On the 24th of June, at 10:04 a.m., a 119 days old chick fledged from a bearded vulture nest in Andorra, the first success after 4 years of failures. This has been superbly documented through a high quality video camera that had been placed near the nest (see video above).
This pair first established a territory in 2002, and their first breeding attempt occurred in 2004. Over the last 13 years at least seven chicks hatched and five fledged.
In 1999 the Andorra Government started an Action Plan for the Conservation of the Bearded Vulture in Andorra (PACT), together with the NGO ADN. Since it was difficult to monitor the nest and check breeding progress – and therefore determine the real causes of breeding failures, in 2010 it was decided to try to install video cameras near the nest.

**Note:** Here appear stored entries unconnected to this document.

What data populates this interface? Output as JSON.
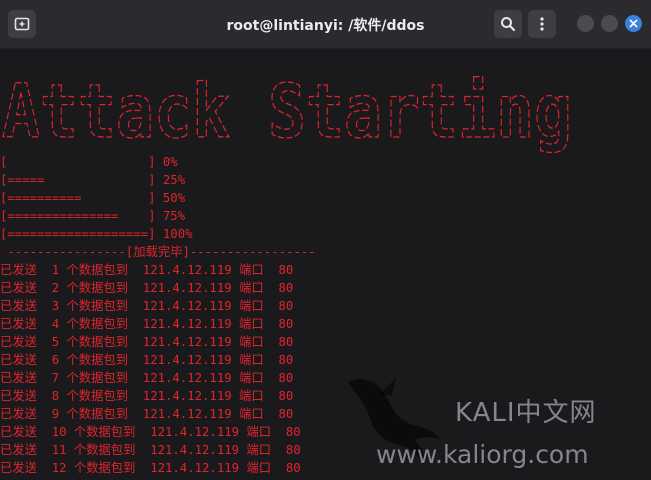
{
  "window": {
    "title": "root@lintianyi: /软件/ddos",
    "accent": "#3b82e0"
  },
  "terminal": {
    "text_color": "#e0242c",
    "banner_text": "Attack Starting",
    "progress": [
      {
        "bar": "[                   ]",
        "label": "0%"
      },
      {
        "bar": "[=====              ]",
        "label": "25%"
      },
      {
        "bar": "[==========         ]",
        "label": "50%"
      },
      {
        "bar": "[===============    ]",
        "label": "75%"
      },
      {
        "bar": "[===================]",
        "label": "100%"
      }
    ],
    "separator": " ----------------[加载完毕]-----------------",
    "sent_lines": [
      "已发送  1 个数据包到  121.4.12.119 端口  80",
      "已发送  2 个数据包到  121.4.12.119 端口  80",
      "已发送  3 个数据包到  121.4.12.119 端口  80",
      "已发送  4 个数据包到  121.4.12.119 端口  80",
      "已发送  5 个数据包到  121.4.12.119 端口  80",
      "已发送  6 个数据包到  121.4.12.119 端口  80",
      "已发送  7 个数据包到  121.4.12.119 端口  80",
      "已发送  8 个数据包到  121.4.12.119 端口  80",
      "已发送  9 个数据包到  121.4.12.119 端口  80",
      "已发送  10 个数据包到  121.4.12.119 端口  80",
      "已发送  11 个数据包到  121.4.12.119 端口  80",
      "已发送  12 个数据包到  121.4.12.119 端口  80"
    ]
  },
  "watermark": {
    "brand": "KALI中文网",
    "url": "www.kaliorg.com"
  },
  "icons": {
    "new_tab": "new-tab-icon",
    "search": "search-icon",
    "menu": "menu-icon",
    "close": "close-icon"
  }
}
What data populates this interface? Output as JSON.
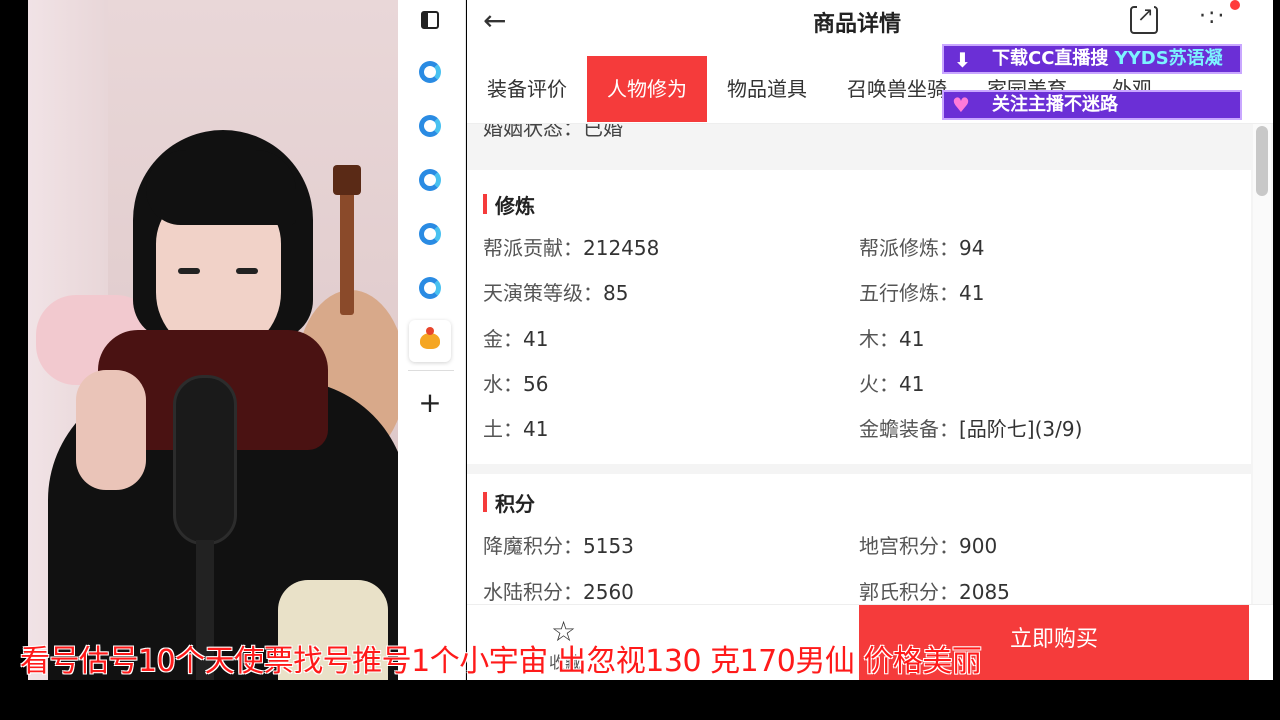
{
  "header": {
    "title": "商品详情"
  },
  "tabs": [
    {
      "label": "装备评价"
    },
    {
      "label": "人物修为"
    },
    {
      "label": "物品道具"
    },
    {
      "label": "召唤兽坐骑"
    },
    {
      "label": "家园美育"
    },
    {
      "label": "外观"
    }
  ],
  "cut_text": "婚姻状态：已婚",
  "section_cultivation": {
    "title": "修炼",
    "items": [
      {
        "label": "帮派贡献：",
        "value": "212458"
      },
      {
        "label": "帮派修炼：",
        "value": "94"
      },
      {
        "label": "天演策等级：",
        "value": "85"
      },
      {
        "label": "五行修炼：",
        "value": "41"
      },
      {
        "label": "金：",
        "value": "41"
      },
      {
        "label": "木：",
        "value": "41"
      },
      {
        "label": "水：",
        "value": "56"
      },
      {
        "label": "火：",
        "value": "41"
      },
      {
        "label": "土：",
        "value": "41"
      },
      {
        "label": "金蟾装备：",
        "value": "[品阶七](3/9)"
      }
    ]
  },
  "section_points": {
    "title": "积分",
    "items": [
      {
        "label": "降魔积分：",
        "value": "5153"
      },
      {
        "label": "地宫积分：",
        "value": "900"
      },
      {
        "label": "水陆积分：",
        "value": "2560"
      },
      {
        "label": "郭氏积分：",
        "value": "2085"
      }
    ]
  },
  "bottom_bar": {
    "fav_label": "收藏",
    "buy_label": "立即购买"
  },
  "overlays": {
    "banner1_prefix": "下载CC直播搜 ",
    "banner1_highlight": "YYDS苏语凝",
    "banner2": "关注主播不迷路",
    "ticker": "看号估号10个天使票找号推号1个小宇宙 出忽视130  克170男仙 价格美丽"
  },
  "colors": {
    "accent": "#f53b3b",
    "banner_bg": "#6b2fd6",
    "ticker": "#ff1a1a"
  }
}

During the last six breeding seasons the nest has been monitored 24h a day. This is providing the PACT managers an exhaustive and detailed knowledge not only about the causes of failures, but also on breeding and chick rearing behavior.
One of the causes of breeding failure has been weather-related factors – this nest is quite exposed. This was the case in 2014 when the nest became completely covered with snow, when one of the adult birds was incubating. The nest then became wet when snow melted, leading to the loss of the clutch.
Ravens have also been causing breeding failures. It was known that abandoned clutches were predated by ravens, but in 2015 the cameras documented how a 3 1/2 weeks old chick was predated by a raven.
After this dramatic event, the pair changed nest site and a new camera system was installed in the new site – fortunately this year the pair had breeding success, and the whole breeding season was documented in high-quality video stream.